En este sentido, las universidades, las escuelas, los espacios culturales y comunitarios deben recuperar su rol como laboratorios éticos de futuro. No se trata solo de transmitir conocimiento, sino de cultivar sentido, desarrollar pensamiento crítico y reforzar una conciencia colectiva que entienda que los problemas sociales.
La sostenibilidad no puede seguir siendo un lenguaje vacío, ni una moda corporativa, ni una excusa para lavar culpas. Tiene que convertirse en una práctica radicalmente coherente, que parta de los territorios, escuche a las comunidades, y esté sostenida en valores que trasciendan la rentabilidad o el corto plazo.
Recuperar los valores humanísticos en este contexto no es un gesto romántico: es una forma de resistencia cultural y de construcción política. Porque en última instancia, sólo aquello que se sostiene con justicia, con dignidad y con solidaridad merece realmente ser sostenido.

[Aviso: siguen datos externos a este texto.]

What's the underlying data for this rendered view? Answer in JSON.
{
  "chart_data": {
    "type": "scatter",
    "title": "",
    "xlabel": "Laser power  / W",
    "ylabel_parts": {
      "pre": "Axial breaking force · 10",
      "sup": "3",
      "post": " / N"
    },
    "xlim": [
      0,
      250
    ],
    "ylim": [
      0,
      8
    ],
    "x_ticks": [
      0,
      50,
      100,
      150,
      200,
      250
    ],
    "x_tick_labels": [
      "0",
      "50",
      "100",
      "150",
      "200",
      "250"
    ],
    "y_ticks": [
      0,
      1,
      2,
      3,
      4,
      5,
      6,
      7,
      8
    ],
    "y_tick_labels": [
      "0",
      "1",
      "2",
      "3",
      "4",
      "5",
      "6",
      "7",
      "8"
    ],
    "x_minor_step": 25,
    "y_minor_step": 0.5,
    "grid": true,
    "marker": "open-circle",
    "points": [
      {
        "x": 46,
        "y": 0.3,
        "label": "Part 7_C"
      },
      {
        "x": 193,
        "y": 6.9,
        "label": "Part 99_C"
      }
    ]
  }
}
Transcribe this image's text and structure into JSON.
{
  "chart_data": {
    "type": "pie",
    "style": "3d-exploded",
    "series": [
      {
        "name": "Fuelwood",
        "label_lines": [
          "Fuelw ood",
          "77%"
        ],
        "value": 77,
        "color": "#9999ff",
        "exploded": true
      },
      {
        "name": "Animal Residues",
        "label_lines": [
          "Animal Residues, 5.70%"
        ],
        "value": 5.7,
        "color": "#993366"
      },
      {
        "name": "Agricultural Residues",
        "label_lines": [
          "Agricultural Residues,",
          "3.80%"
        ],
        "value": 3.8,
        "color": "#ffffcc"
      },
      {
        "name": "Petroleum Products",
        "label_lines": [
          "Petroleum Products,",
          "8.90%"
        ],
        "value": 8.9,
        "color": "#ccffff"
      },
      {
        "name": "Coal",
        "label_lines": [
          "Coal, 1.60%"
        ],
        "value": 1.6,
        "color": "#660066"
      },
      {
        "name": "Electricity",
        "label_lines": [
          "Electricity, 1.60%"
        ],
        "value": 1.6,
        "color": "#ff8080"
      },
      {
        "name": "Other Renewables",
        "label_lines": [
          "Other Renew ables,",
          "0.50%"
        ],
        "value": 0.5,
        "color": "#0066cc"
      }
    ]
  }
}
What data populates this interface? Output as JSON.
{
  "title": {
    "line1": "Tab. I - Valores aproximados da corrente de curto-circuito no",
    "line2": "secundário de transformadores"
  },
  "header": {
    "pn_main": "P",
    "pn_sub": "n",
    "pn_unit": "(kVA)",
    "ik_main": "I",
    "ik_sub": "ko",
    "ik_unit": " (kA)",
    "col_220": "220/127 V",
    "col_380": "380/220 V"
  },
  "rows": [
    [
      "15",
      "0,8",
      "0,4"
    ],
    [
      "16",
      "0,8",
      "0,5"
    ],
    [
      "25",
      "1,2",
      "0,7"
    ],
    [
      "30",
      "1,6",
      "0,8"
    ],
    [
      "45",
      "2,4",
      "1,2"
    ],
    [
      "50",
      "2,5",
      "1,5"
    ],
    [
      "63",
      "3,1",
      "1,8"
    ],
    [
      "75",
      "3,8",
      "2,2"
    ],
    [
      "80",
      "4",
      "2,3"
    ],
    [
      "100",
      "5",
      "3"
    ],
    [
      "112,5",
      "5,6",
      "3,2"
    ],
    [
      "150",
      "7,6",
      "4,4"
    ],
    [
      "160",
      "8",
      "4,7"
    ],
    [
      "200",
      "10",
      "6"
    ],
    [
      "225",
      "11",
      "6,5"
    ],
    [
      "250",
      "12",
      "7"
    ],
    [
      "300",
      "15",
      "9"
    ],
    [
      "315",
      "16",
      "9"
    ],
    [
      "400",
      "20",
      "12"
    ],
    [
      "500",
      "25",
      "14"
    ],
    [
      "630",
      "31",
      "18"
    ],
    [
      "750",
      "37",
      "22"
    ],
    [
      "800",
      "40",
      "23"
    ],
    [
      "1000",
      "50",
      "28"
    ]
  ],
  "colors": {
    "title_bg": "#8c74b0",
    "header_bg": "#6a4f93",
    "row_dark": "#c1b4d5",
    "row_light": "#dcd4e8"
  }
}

La sostenibilidad, tal como se plantea hoy en muchos espacios, ha sido reducida a una especie de manual técnico desprovisto de alma. Nos hemos acostumbrado a escuchar términos como “carbono neutro”, “energía limpia”, “economía circular”, sin preguntarnos qué hay detrás de esos discursos. Pero un futuro sostenible no se construye solo con paneles solares, se construye con personas. Con relaciones. Con valores.
Recuperar la dimensión humanística de la sostenibilidad no es un ejercicio teórico, es una urgencia práctica. Porque las transiciones ecológicas que no contemplan la justicia social fracasan, o peor aún, generan nuevas formas de exclusión y resentimiento. Si el desarrollo verde excluye a los mismos que fueron marginados por el desarrollo tradicional, entonces estamos repitiendo los mismos errores con otro color de pintura.
Humanizar lo sostenible significa mirar más allá del dato, del gráfico y del KPI. Significa preguntarse por el sentido profundo de nuestras decisiones: ¿Para quién estamos construyendo ese futuro? ¿Quiénes quedan fuera del relato? ¿Qué valores se priorizan y cuáles se sacrifican? Significa también reconocer que el bienestar humano y el del planeta no son opuestos, sino que se necesitan mutuamente para perdurar.
Y es ahí donde los valores humanísticos se vuelven clave: porque nos permiten pensar en común, convivir con el otro, cuidar lo compartido. Sin estos valores, cualquier promesa de sostenibilidad está condenada a ser efímera, desigual o directamente falsa.